Wir wissen alle, das Leben ist endlich und in den 15-20 werden wir definitiv etwas erben.

Gehört sowas dann streng genommen auch nicht in eine langfristige Kalkulation?

 

 

vor 8 Stunden von goeki:

Wir wohnen aktuell (ich schon immer) in der Stadt. Ich habe die Schnauze seit ca 2-3 Jahren langsam richtig voll, eigentlich von allem: Parkplatzsituation, die Menschen. 

Wir beide wollen einen Garten direkt am Haus, nicht einsehbar und ohne unmittelbaren Kontakt zu Nachbarn (deshalb scheiden DHH und Reihenhäuser kategorisch aus).

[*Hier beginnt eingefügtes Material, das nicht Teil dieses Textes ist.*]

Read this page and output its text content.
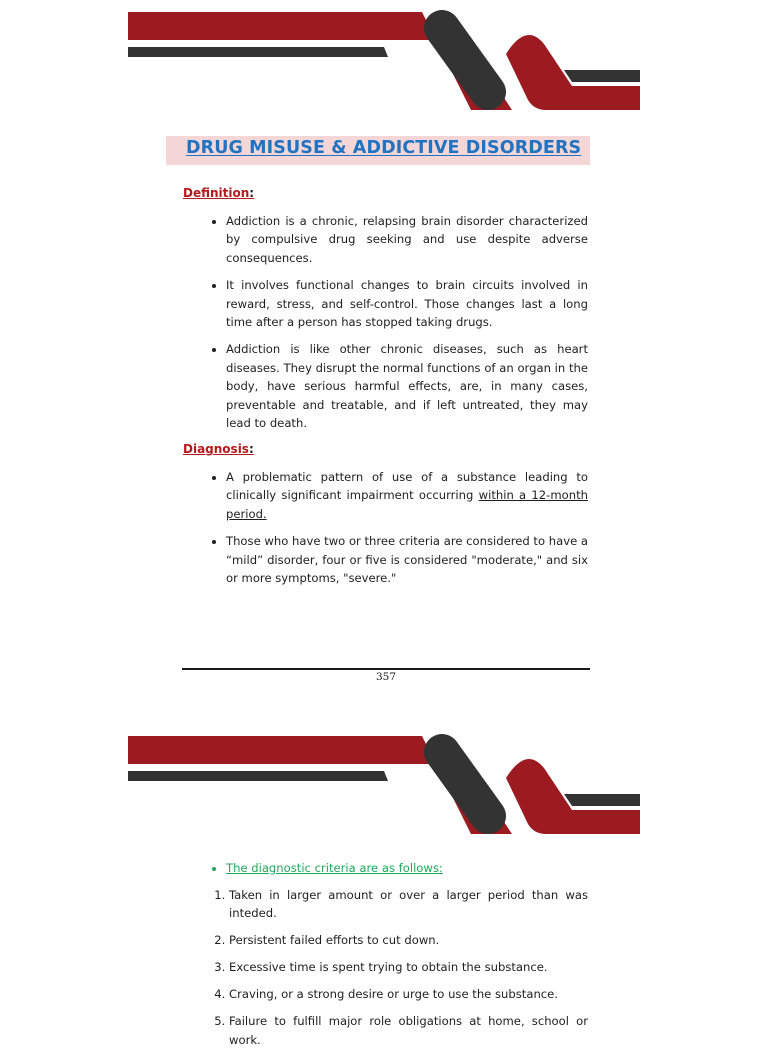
DRUG MISUSE & ADDICTIVE DISORDERS
Definition:
• Addiction is a chronic, relapsing brain disorder characterized by compulsive drug seeking and use despite adverse consequences.
• It involves functional changes to brain circuits involved in reward, stress, and self-control. Those changes last a long time after a person has stopped taking drugs.
• Addiction is like other chronic diseases, such as heart diseases. They disrupt the normal functions of an organ in the body, have serious harmful effects, are, in many cases, preventable and treatable, and if left untreated, they may lead to death.
Diagnosis:
• A problematic pattern of use of a substance leading to clinically significant impairment occurring within a 12-month period.
• Those who have two or three criteria are considered to have a “mild” disorder, four or five is considered "moderate," and six or more symptoms, "severe."
357
• The diagnostic criteria are as follows:
1. Taken in larger amount or over a larger period than was inteded.
2. Persistent failed efforts to cut down.
3. Excessive time is spent trying to obtain the substance.
4. Craving, or a strong desire or urge to use the substance.
5. Failure to fulfill major role obligations at home, school or work.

Der Garten (auch wenn klein) ist 100% Pflicht.

 

Wie gesagt, uns persönlich wäre ein günstiger Kaufpreis auch immer lieber, das liegt ja in der Natur ;)

 

Noch ein paar Anmerkungen: 

 

Ist der Kinderwunsch weit weit zurückgestellt oder aufgegeben? 

Man kann manche Dinge im Leben um einen Zeitraum x zurückstellen, zum Beispiel einen tollen Urlaub in fünf Jahren. Mit Alter 90 auf einen Sportwagen in 40 Jahren zurückstellen wird nicht funktionieren. Mit 30 einen Kinderwunsch in 15 Jahren auch nicht, noch dazu wenn die Finanzierung auf 20 Jahre plus ausgelegt ist. Da heißt es ganz oder gar nicht! Wie lautet eure Entscheidung?

 

Ein wirklich nicht einsehbarer Garten ohne jeglichen Kontakt zu Nachbarn spielt sich bei einem 500 qm Grundstück aber sicher nicht. Unterschätzt das nicht! Außer ihr pflanzt 3 Meter hohe Thujen drum herum, was euch dann Sonne wegnimmt (und oft einmal gar nicht rechtlich zulässig ist). Ist ein Reihenhaus also wirklich kategorisch ausgeschlossen?

 

Noch dazu braucht ihr viel Platz für die Autos. Da schmelzen 500 qm Grundstück noch mal schneller dahin. 

 

Parkplatz und Menschen ist zwar ein Argument, aber deswegen gleich ins andere Extrem? Am Busen der Natur ist halt manchmal auch am Arsch der Welt!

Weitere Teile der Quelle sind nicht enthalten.